The trailhead is located on Deer Creek Road between Kyle and Lee Canyons, about 1 hour northwest of Las Vegas. From the trailhead walk across the road, pass the trailhead sign, and hike westward on a clearly marked trail through the forest. The trail crosses the old original road before starting up the canyon. As the canyon narrows, the trail steepens, but stone and concrete steps ease the way. On the way up, notice that a trail cuts off to the south (left) at the beginning of the second set of stone and concrete steps; this trail is the end of the loop. Continue up the stone steps to the caves, which are only about 5 minutes from the trailhead. The trail leads directly to a large cave in the north (right) wall of the canyon; there is a smaller cave in the south (left) wall. After investigating the large cave, continue up the canyon for a minute or two. The canyon narrows and pinches off at a pour-over that blocks further progress. The canyon is only a few feet wide at this point. On the way down, stay on the south (right) side of the canyon and pick up the trail that heads east across the slope and towards the smaller cave. After that cave, the trail continues eastward, makes one big switchback, drops into the bottom of the canyon, and rejoins the main trail to close the loop. From there, retrace you footprints down the canyon and back to the trailhead.

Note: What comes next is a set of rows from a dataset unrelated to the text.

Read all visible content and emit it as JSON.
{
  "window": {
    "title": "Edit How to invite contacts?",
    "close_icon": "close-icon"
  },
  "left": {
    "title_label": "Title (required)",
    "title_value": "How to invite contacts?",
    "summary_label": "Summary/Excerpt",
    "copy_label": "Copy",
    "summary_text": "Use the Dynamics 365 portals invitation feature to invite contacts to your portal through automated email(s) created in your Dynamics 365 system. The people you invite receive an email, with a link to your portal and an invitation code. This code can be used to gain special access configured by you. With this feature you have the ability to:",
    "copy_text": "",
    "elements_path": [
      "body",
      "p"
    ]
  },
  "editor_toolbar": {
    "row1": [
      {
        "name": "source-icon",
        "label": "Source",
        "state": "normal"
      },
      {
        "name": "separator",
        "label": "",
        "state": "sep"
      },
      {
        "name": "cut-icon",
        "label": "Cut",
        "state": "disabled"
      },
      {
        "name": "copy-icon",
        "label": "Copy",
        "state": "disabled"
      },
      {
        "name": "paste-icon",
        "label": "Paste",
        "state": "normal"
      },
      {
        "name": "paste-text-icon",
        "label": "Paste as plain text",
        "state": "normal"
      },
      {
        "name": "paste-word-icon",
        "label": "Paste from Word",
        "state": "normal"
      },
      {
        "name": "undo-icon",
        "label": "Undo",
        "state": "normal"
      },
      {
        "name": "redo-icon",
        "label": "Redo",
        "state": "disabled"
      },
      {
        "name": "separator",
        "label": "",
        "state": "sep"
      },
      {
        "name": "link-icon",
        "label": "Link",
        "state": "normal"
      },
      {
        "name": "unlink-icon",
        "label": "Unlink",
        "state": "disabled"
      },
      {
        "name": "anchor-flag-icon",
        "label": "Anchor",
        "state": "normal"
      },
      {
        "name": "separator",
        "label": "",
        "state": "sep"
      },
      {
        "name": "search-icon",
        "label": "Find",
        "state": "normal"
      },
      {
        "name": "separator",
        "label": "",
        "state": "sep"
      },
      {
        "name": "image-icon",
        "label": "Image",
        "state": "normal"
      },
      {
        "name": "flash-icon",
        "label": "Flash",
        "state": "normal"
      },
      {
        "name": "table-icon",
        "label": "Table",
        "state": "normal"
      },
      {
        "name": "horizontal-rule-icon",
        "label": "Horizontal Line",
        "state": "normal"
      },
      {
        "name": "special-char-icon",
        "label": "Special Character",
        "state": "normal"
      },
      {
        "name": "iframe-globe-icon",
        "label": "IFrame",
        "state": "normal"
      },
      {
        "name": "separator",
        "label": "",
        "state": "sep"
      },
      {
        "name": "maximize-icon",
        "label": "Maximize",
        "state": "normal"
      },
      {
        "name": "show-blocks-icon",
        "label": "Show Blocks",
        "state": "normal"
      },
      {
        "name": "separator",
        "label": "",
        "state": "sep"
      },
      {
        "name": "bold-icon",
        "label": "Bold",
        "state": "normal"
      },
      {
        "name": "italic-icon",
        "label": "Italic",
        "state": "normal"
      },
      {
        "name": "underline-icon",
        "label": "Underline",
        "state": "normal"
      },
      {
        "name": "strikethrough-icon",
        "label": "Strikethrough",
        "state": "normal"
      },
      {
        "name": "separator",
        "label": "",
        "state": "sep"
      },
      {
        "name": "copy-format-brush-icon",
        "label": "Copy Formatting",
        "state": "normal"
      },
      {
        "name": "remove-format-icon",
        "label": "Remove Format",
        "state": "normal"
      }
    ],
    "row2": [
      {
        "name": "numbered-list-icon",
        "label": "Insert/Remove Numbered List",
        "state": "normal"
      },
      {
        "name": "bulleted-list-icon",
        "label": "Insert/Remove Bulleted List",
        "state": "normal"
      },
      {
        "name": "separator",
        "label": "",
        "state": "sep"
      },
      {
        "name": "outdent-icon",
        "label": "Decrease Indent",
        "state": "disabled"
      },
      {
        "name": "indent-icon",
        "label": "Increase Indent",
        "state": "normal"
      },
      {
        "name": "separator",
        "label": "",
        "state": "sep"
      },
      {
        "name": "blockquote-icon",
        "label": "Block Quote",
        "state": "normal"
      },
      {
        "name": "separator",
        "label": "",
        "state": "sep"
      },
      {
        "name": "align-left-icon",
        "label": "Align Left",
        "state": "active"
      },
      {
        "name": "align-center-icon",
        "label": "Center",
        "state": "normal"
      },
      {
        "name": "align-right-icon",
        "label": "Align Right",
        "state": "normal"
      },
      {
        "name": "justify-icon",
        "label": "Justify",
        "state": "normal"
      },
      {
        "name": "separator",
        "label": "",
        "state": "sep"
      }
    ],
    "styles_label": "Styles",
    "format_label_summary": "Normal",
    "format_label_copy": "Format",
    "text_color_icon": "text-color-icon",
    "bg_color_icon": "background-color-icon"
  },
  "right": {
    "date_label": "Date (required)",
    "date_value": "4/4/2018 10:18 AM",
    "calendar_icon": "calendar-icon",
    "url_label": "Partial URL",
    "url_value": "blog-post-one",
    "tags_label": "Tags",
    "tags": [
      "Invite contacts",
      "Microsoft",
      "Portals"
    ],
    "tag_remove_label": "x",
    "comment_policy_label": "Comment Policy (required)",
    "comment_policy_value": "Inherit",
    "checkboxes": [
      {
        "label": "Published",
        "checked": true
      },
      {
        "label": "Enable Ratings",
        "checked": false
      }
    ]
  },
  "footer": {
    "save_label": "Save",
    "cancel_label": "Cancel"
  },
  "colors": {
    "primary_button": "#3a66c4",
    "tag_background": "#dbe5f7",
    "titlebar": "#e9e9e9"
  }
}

Using Lee Canyon Road, from town, drive north on Highway 95 to Lee Canyon Road. Turn left onto Lee Canyon Road and drive southwest for 12.9 miles to Sawmill Trailhead Access Road. Watch for signs along the highway. Turn right and drive northwest into the trailhead area. Using Kyle Canyon Road, from town, drive north on Highway 95 to Kyle Canyon Road. Turn left onto Kyle Canyon Road and drive southwest for 17.1 miles to Deer Creek Road, which is just past the Mt. Charleston Resort. Turn right onto Deer Creek Road and drive north to a T-intersection with Lee Canyon Road. Turn right onto Lee Canyon Road and drive northeast for 1.2 miles to Sawmill Trailhead Access Road. Watch for signs along the highway. Turn left and drive northwest into the trailhead area. In the trailhead area, stay left to the south trailhead parking or right to the north trailhead parking. Sawmill Trailhead provides access to several new USFS trails, including Sawmill Loop, Mud Springs Loop, Pinyon Pine Loop, Blue Tree Loop, Rocky Gorge Loop, and Deer Creek - Catch Pen Loop.